The van arrived on a cold and dreary day. Heavy clouds hung overhead, and on that day a thick damp fog rolled across Fu Ming’s fields. The only thing more somber than the day was Fu Ming’s state of mind. He remained alone in his room while his daughter and son-in-law loaded the last of his belongings into the van. Seeing that they were almost finished, he left the house and wandered about aimlessly in the fog. Twice his daughter called for him, and twice he pretended not to hear her. He wandered further from the house each time she called out to him. The daughter wanted to go and fetch him, but her husband intervened, saying it was important to let her father say goodbye to the land he had cultivated for more than a half-century.

 

Rather than saying goodbye to his land, Fu Ming seemed to be saying goodbye to himself. He traipsed about his fallow fields, seeing little or nothing because of the fog and feeling only the sucking sensation of the mud stuck to his feet. He headed in the direction of the creek. When he came to the wheelhouse, he sat down to rest. There he watched in silence as the waterwheel turned. The wheelhouse had always been a place of peace for Fu Ming. No matter how bad things went on the farm, the creek always ran and the waterwheel always turned. The creek and the wheelhouse seemed to him a model for the whole universe. No matter how bad things got in any one part of the universe, the galaxies still turned, and the celestial business of existence went on uninterrupted. At the wheelhouse, earth, air, water, and fire were always in harmony. The question for him was whether he was still in harmony with anyone or anything.
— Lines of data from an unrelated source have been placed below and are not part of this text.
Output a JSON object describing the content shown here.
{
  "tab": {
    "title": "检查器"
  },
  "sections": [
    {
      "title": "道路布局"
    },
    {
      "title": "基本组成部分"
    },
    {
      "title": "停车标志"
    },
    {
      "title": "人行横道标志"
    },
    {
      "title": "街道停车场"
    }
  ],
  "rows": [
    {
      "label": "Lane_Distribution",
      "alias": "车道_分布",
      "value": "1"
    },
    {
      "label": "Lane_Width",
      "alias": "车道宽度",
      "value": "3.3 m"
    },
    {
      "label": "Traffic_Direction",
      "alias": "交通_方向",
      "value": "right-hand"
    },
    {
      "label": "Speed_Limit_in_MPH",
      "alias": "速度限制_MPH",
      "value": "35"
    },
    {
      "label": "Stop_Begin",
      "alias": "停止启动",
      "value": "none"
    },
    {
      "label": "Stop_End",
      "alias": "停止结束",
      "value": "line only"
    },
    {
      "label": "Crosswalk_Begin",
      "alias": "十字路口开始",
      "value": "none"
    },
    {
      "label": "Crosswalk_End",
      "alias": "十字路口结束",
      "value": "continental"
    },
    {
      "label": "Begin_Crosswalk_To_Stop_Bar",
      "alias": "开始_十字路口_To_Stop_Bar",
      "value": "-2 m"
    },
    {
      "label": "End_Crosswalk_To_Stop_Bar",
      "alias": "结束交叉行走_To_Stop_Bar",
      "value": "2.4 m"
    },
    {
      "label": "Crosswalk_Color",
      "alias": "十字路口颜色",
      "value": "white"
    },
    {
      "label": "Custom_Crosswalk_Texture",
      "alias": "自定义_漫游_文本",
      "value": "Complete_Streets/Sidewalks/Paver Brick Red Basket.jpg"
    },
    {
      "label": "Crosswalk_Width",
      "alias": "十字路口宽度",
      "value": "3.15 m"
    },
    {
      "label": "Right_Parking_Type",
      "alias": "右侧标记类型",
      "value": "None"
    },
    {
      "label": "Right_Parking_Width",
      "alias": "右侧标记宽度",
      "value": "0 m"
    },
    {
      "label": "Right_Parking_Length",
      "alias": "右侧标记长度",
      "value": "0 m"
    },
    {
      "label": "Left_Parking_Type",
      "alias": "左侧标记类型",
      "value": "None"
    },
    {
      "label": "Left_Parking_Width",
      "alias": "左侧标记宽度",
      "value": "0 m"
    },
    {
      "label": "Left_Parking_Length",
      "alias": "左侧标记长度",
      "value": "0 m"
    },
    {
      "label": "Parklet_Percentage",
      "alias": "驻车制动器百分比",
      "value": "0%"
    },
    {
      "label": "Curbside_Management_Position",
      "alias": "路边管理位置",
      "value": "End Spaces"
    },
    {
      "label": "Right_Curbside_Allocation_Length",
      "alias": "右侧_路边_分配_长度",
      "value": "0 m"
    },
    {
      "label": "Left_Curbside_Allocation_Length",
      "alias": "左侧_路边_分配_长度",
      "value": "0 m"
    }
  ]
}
The answer seemed to be no. Feeling that “no” to be final, he decided to put an end to his useless life. That would save his daughter and her husband the trouble of carting his worthless carcass off to a city where he would only be miserable.

 

Seized suddenly by a sense of purpose, he marched to the wheelhouse in the hope of finding a sharp tool. Breaking through the rotting door, he discovered that only dust and cobwebs remained. Someone had taken the tools. He then remembered an old bent butcher knife he’d used years ago to kill chickens. Perhaps that had been left behind. However, a search through all the drawers in the wheelhouse produced no knife. Forlornly, he stood at the window and gazed out at the creek . . . not deep enough to drown a cat, much less a man. With a sigh, he resigned himself to his fate and returned to his house.

 

Approaching the house, he thought of the shotgun he used for shooting rabbits when they invaded his fields. The gun and shells were in a closet in his bedroom. He would use the shotgun to end his life. Arriving back at the house, he noticed that the van had already departed, and his daughter and son-in-law were sitting in their car waiting for him. Fu Ming responded to their gaze by signaling that he had to go into the house to get something. He went straight to his bedroom and opened the closet door. Nothing was left—no clothes, no shoes, no shotgun, and no shells. For a long moment, he stood staring into the void that was the empty space of his closet. When he came out of the house, without acknowledging the concern in his daughter’s eyes, he climbed into the back seat of the car. Without saying a word, he closed his eyes.